Ahead of me on line was an elderly woman who looked as if she had spent far too much time in the sun. When it was her turn, she began to moan that she had lost the key to her suitcase. She begged the men not to cut it open because then she would never be able to get it home. They sized her up, looked at one another, called over some other airport personnel to pass judgment and ultimately let her go through, locked suitcase and all.
That memory resurfaced recently as I watched my suitcase being pulled off the conveyor belt at Dulles International Airport, where I was catching a plane home after visiting friends in rural Virginia. The young TSA inspector looked grim as he briskly unzipped my bag and started rifling through my carefully packed clothing. Assuming it was, I asked, “Is this a random search?” He shook his head no.
Ultimately seizing the offending object that had been spied on the X-ray machine, he unwrapped a six-ounce jar of peach butter I had purchased at one of those “pick-your-own” farms dotting the countryside outside of Charlottesville. I had forgotten all about the carry-on rules and stuck it in my bag, bringing it home as a gift for my son.

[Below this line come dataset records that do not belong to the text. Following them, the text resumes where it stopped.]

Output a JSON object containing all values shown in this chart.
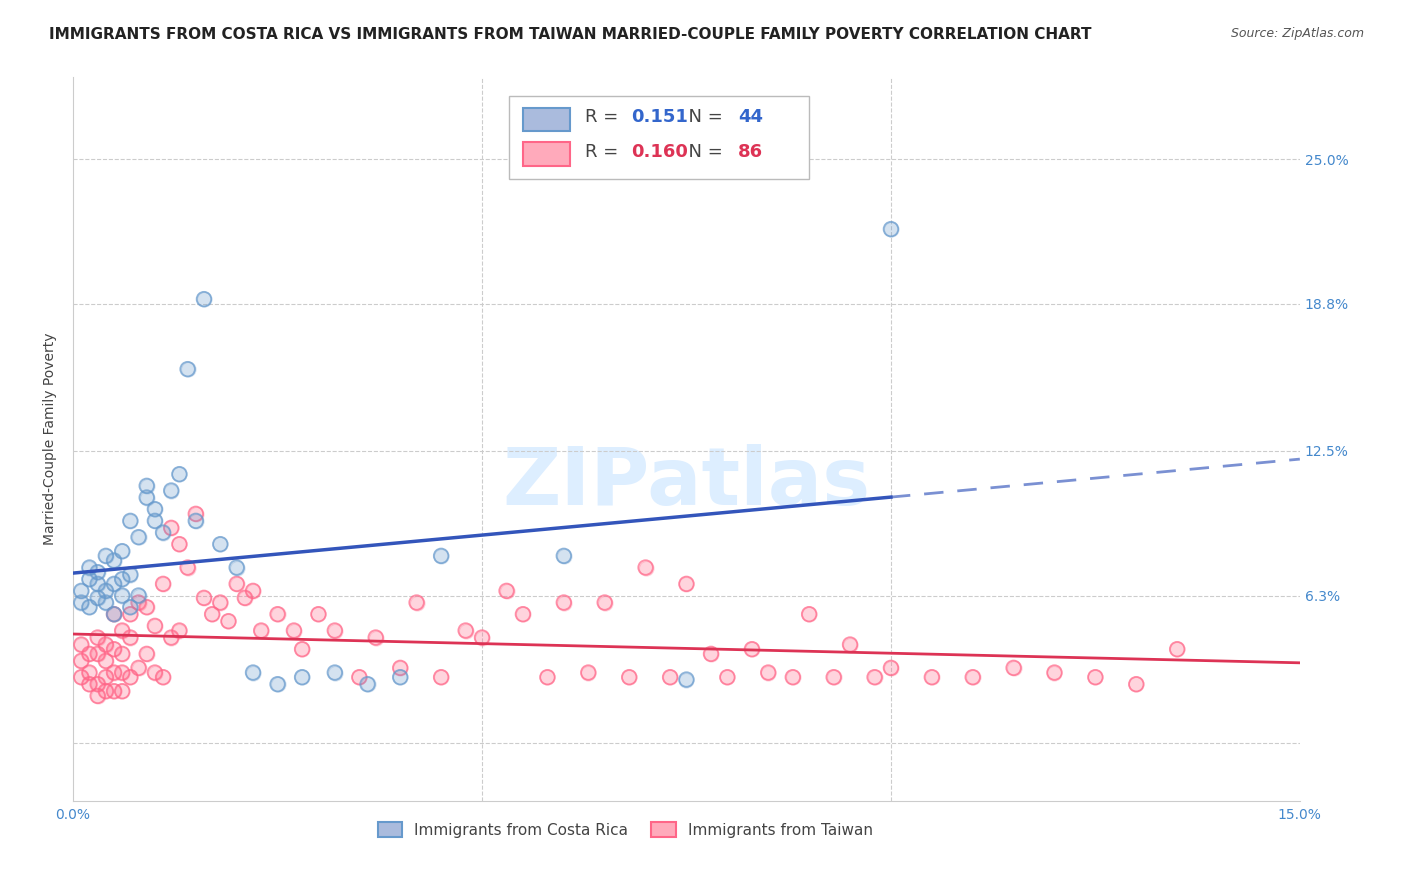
{
  "title": "IMMIGRANTS FROM COSTA RICA VS IMMIGRANTS FROM TAIWAN MARRIED-COUPLE FAMILY POVERTY CORRELATION CHART",
  "source": "Source: ZipAtlas.com",
  "ylabel": "Married-Couple Family Poverty",
  "xlim": [
    0.0,
    0.15
  ],
  "ylim": [
    -0.025,
    0.285
  ],
  "ytick_positions": [
    0.0,
    0.063,
    0.125,
    0.188,
    0.25
  ],
  "ytick_labels": [
    "",
    "6.3%",
    "12.5%",
    "18.8%",
    "25.0%"
  ],
  "background_color": "#ffffff",
  "costa_rica_color": "#6699cc",
  "taiwan_color": "#ff6688",
  "costa_rica_R": "0.151",
  "costa_rica_N": "44",
  "taiwan_R": "0.160",
  "taiwan_N": "86",
  "costa_rica_x": [
    0.001,
    0.001,
    0.002,
    0.002,
    0.002,
    0.003,
    0.003,
    0.003,
    0.004,
    0.004,
    0.004,
    0.005,
    0.005,
    0.005,
    0.006,
    0.006,
    0.006,
    0.007,
    0.007,
    0.007,
    0.008,
    0.008,
    0.009,
    0.009,
    0.01,
    0.01,
    0.011,
    0.012,
    0.013,
    0.014,
    0.015,
    0.016,
    0.018,
    0.02,
    0.022,
    0.025,
    0.028,
    0.032,
    0.036,
    0.04,
    0.045,
    0.06,
    0.075,
    0.1
  ],
  "costa_rica_y": [
    0.06,
    0.065,
    0.058,
    0.07,
    0.075,
    0.062,
    0.068,
    0.073,
    0.06,
    0.065,
    0.08,
    0.055,
    0.068,
    0.078,
    0.063,
    0.07,
    0.082,
    0.058,
    0.072,
    0.095,
    0.063,
    0.088,
    0.105,
    0.11,
    0.095,
    0.1,
    0.09,
    0.108,
    0.115,
    0.16,
    0.095,
    0.19,
    0.085,
    0.075,
    0.03,
    0.025,
    0.028,
    0.03,
    0.025,
    0.028,
    0.08,
    0.08,
    0.027,
    0.22
  ],
  "taiwan_x": [
    0.001,
    0.001,
    0.001,
    0.002,
    0.002,
    0.002,
    0.003,
    0.003,
    0.003,
    0.003,
    0.004,
    0.004,
    0.004,
    0.004,
    0.005,
    0.005,
    0.005,
    0.005,
    0.006,
    0.006,
    0.006,
    0.006,
    0.007,
    0.007,
    0.007,
    0.008,
    0.008,
    0.009,
    0.009,
    0.01,
    0.01,
    0.011,
    0.011,
    0.012,
    0.012,
    0.013,
    0.013,
    0.014,
    0.015,
    0.016,
    0.017,
    0.018,
    0.019,
    0.02,
    0.021,
    0.022,
    0.023,
    0.025,
    0.027,
    0.028,
    0.03,
    0.032,
    0.035,
    0.037,
    0.04,
    0.042,
    0.045,
    0.048,
    0.05,
    0.053,
    0.055,
    0.058,
    0.06,
    0.063,
    0.065,
    0.068,
    0.07,
    0.073,
    0.075,
    0.078,
    0.08,
    0.083,
    0.085,
    0.088,
    0.09,
    0.093,
    0.095,
    0.098,
    0.1,
    0.105,
    0.11,
    0.115,
    0.12,
    0.125,
    0.13,
    0.135
  ],
  "taiwan_y": [
    0.042,
    0.035,
    0.028,
    0.038,
    0.03,
    0.025,
    0.045,
    0.038,
    0.025,
    0.02,
    0.042,
    0.035,
    0.028,
    0.022,
    0.055,
    0.04,
    0.03,
    0.022,
    0.048,
    0.038,
    0.03,
    0.022,
    0.055,
    0.045,
    0.028,
    0.06,
    0.032,
    0.058,
    0.038,
    0.05,
    0.03,
    0.068,
    0.028,
    0.092,
    0.045,
    0.085,
    0.048,
    0.075,
    0.098,
    0.062,
    0.055,
    0.06,
    0.052,
    0.068,
    0.062,
    0.065,
    0.048,
    0.055,
    0.048,
    0.04,
    0.055,
    0.048,
    0.028,
    0.045,
    0.032,
    0.06,
    0.028,
    0.048,
    0.045,
    0.065,
    0.055,
    0.028,
    0.06,
    0.03,
    0.06,
    0.028,
    0.075,
    0.028,
    0.068,
    0.038,
    0.028,
    0.04,
    0.03,
    0.028,
    0.055,
    0.028,
    0.042,
    0.028,
    0.032,
    0.028,
    0.028,
    0.032,
    0.03,
    0.028,
    0.025,
    0.04
  ],
  "title_fontsize": 11,
  "source_fontsize": 9,
  "label_fontsize": 10,
  "tick_fontsize": 10,
  "legend_fontsize": 13
}
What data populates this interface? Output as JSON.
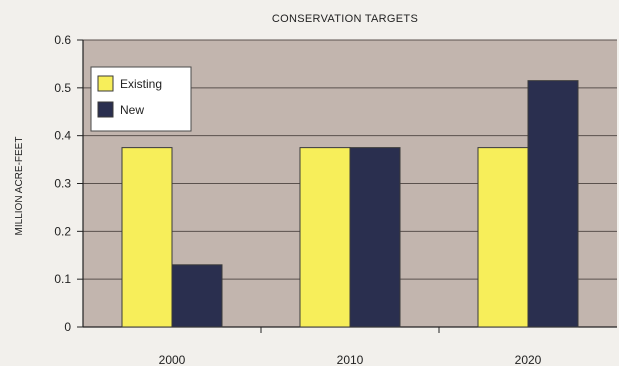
{
  "chart_data": {
    "type": "bar",
    "title": "CONSERVATION TARGETS",
    "xlabel": "",
    "ylabel": "MILLION ACRE-FEET",
    "categories": [
      "2000",
      "2010",
      "2020"
    ],
    "ylim": [
      0,
      0.6
    ],
    "yticks": [
      "0",
      "0.1",
      "0.2",
      "0.3",
      "0.4",
      "0.5",
      "0.6"
    ],
    "grid": true,
    "legend_position": "top-left",
    "series": [
      {
        "name": "Existing",
        "color": "#f7ee5a",
        "values": [
          0.375,
          0.375,
          0.375
        ]
      },
      {
        "name": "New",
        "color": "#2a2f4f",
        "values": [
          0.13,
          0.375,
          0.515
        ]
      }
    ],
    "plot_background": "#c2b5ae"
  }
}
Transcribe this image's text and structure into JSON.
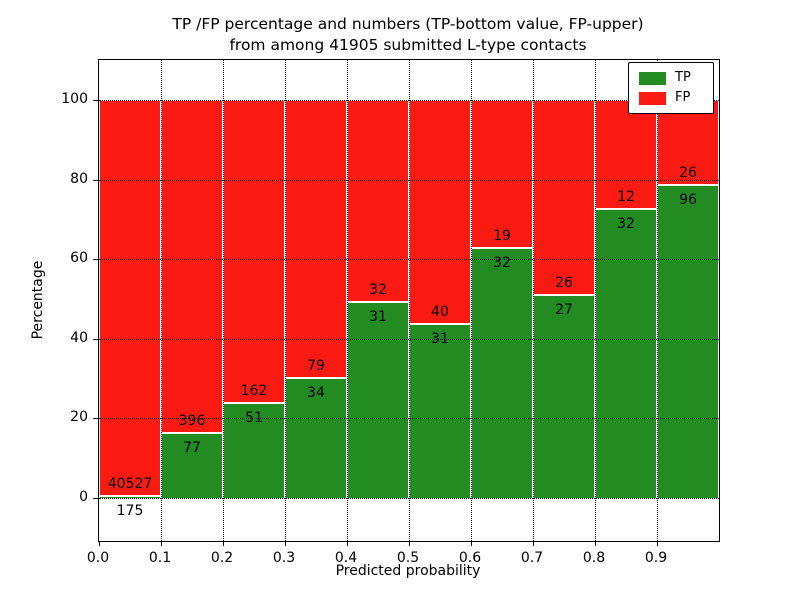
{
  "title": {
    "line1": "TP /FP percentage and numbers (TP-bottom value, FP-upper)",
    "line2": "from among 41905 submitted L-type contacts"
  },
  "axes": {
    "x_label": "Predicted probability",
    "y_label": "Percentage",
    "x_tick_labels": [
      "0.0",
      "0.1",
      "0.2",
      "0.3",
      "0.4",
      "0.5",
      "0.6",
      "0.7",
      "0.8",
      "0.9"
    ],
    "y_tick_labels": [
      "0",
      "20",
      "40",
      "60",
      "80",
      "100"
    ],
    "y_tick_values": [
      0,
      20,
      40,
      60,
      80,
      100
    ],
    "x_range": [
      0.0,
      1.0
    ]
  },
  "legend": {
    "items": [
      {
        "label": "TP",
        "color": "#228b22"
      },
      {
        "label": "FP",
        "color": "#fb1b13"
      }
    ],
    "position": "upper right"
  },
  "colors": {
    "tp": "#228b22",
    "fp": "#fb1b13",
    "grid": "#000000",
    "bar_edge": "#ffffff",
    "background": "#ffffff"
  },
  "chart_data": {
    "type": "bar",
    "stacked": true,
    "title": "TP /FP percentage and numbers (TP-bottom value, FP-upper) from among 41905 submitted L-type contacts",
    "xlabel": "Predicted probability",
    "ylabel": "Percentage",
    "ylim_pct": [
      -10.8,
      110.5
    ],
    "grid": "dotted",
    "legend_position": "upper right",
    "categories": [
      "0.0-0.1",
      "0.1-0.2",
      "0.2-0.3",
      "0.3-0.4",
      "0.4-0.5",
      "0.5-0.6",
      "0.6-0.7",
      "0.7-0.8",
      "0.8-0.9",
      "0.9-1.0"
    ],
    "series": [
      {
        "name": "TP",
        "counts": [
          175,
          77,
          51,
          34,
          31,
          31,
          32,
          27,
          32,
          96
        ],
        "pct": [
          0.43,
          16.28,
          23.94,
          30.09,
          49.21,
          43.66,
          62.75,
          50.94,
          72.73,
          78.69
        ]
      },
      {
        "name": "FP",
        "counts": [
          40527,
          396,
          162,
          79,
          32,
          40,
          19,
          26,
          12,
          26
        ],
        "pct": [
          99.57,
          83.72,
          76.06,
          69.91,
          50.79,
          56.34,
          37.25,
          49.06,
          27.27,
          21.31
        ]
      }
    ]
  }
}
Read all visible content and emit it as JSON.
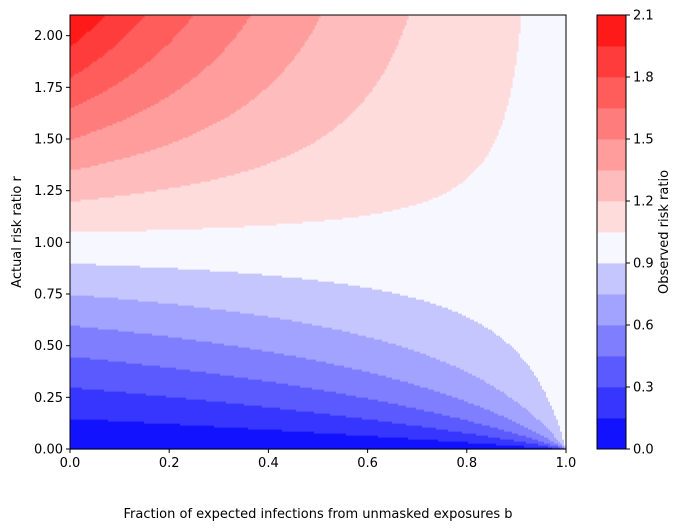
{
  "chart_data": {
    "type": "heatmap",
    "subtype": "filled-contour",
    "title": "",
    "xlabel": "Fraction of expected infections from unmasked exposures b",
    "ylabel": "Actual risk ratio r",
    "xlim": [
      0,
      1
    ],
    "ylim": [
      0,
      2.1
    ],
    "x_ticks": [
      "0.0",
      "0.2",
      "0.4",
      "0.6",
      "0.8",
      "1.0"
    ],
    "y_ticks": [
      "0.00",
      "0.25",
      "0.50",
      "0.75",
      "1.00",
      "1.25",
      "1.50",
      "1.75",
      "2.00"
    ],
    "z_formula": "observed = r / (b*r + 1 - b)",
    "colorbar": {
      "label": "Observed risk ratio",
      "levels": [
        0.0,
        0.15,
        0.3,
        0.45,
        0.6,
        0.75,
        0.9,
        1.05,
        1.2,
        1.35,
        1.5,
        1.65,
        1.8,
        1.95,
        2.1
      ],
      "tick_labels": [
        "0.0",
        "0.3",
        "0.6",
        "0.9",
        "1.2",
        "1.5",
        "1.8",
        "2.1"
      ],
      "colors": [
        "#1212ff",
        "#3636ff",
        "#5a5aff",
        "#7e7eff",
        "#a2a2ff",
        "#c6c6ff",
        "#f7f7ff",
        "#ffdcdc",
        "#ffbcbc",
        "#ff9c9c",
        "#ff7c7c",
        "#ff5c5c",
        "#ff3c3c",
        "#ff1a1a"
      ]
    },
    "grid": false,
    "legend": "none"
  }
}
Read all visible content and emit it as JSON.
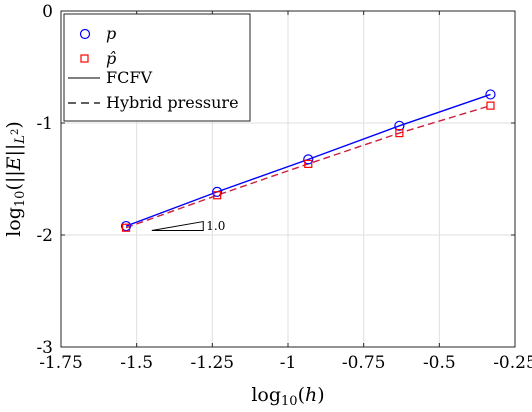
{
  "chart_data": {
    "type": "line",
    "xlabel": "log10(h)",
    "ylabel": "log10(||E||L²)",
    "xlim": [
      -1.75,
      -0.25
    ],
    "ylim": [
      -3,
      0
    ],
    "xticks": [
      -1.75,
      -1.5,
      -1.25,
      -1,
      -0.75,
      -0.5,
      -0.25
    ],
    "xtick_labels": [
      "-1.75",
      "-1.5",
      "-1.25",
      "-1",
      "-0.75",
      "-0.5",
      "-0.25"
    ],
    "yticks": [
      0,
      -1,
      -2,
      -3
    ],
    "ytick_labels": [
      "0",
      "-1",
      "-2",
      "-3"
    ],
    "grid": true,
    "legend_position": "top-left",
    "x": [
      -1.535,
      -1.234,
      -0.933,
      -0.632,
      -0.331
    ],
    "series": [
      {
        "name": "p",
        "kind": "markers",
        "marker": "circle",
        "color": "#0000ff",
        "values": [
          -1.92,
          -1.615,
          -1.325,
          -1.025,
          -0.745
        ]
      },
      {
        "name": "p̂",
        "kind": "markers",
        "marker": "square",
        "color": "#ff0000",
        "values": [
          -1.935,
          -1.645,
          -1.365,
          -1.09,
          -0.845
        ]
      },
      {
        "name": "FCFV",
        "kind": "line",
        "dash": "solid",
        "color": "#0000ff",
        "values": [
          -1.92,
          -1.615,
          -1.325,
          -1.025,
          -0.745
        ]
      },
      {
        "name": "Hybrid pressure",
        "kind": "line",
        "dash": "dashed",
        "color": "#cc1f3c",
        "values": [
          -1.935,
          -1.645,
          -1.365,
          -1.09,
          -0.845
        ]
      }
    ],
    "slope_triangle": {
      "label": "1.0",
      "x": [
        -1.45,
        -1.28
      ],
      "y": [
        -1.96,
        -1.88
      ]
    }
  }
}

“I’ll have to take this,” the man said.
“But it’s just peach butter,” I exclaimed. “You can see that quite plainly.” Tightly sealed, the label on the jar boasted it was 100% organic, had no added sugar and was made from only the best local peaches.”It cost $7 and is supposedly quite good,” I added, hoping that information might win him over.
Sorry, he said. I asked if he could take it home or perhaps give it to one of his co-workers—just don’t throw it away. No, it had to be destroyed, unless I wanted to go back several steps and check the jar, then return and wait in that security line again, and maybe even miss my plane. Rejecting that suggestion, I asked if he thought the peach butter would explode. No answer, although I saw him struggle against a smile.
I boarded my plane without the peach butter, but I wondered why, unless I looked like a terrorist, things turned out that way. I’m pretty sure those Haitian guards would have let me keep it.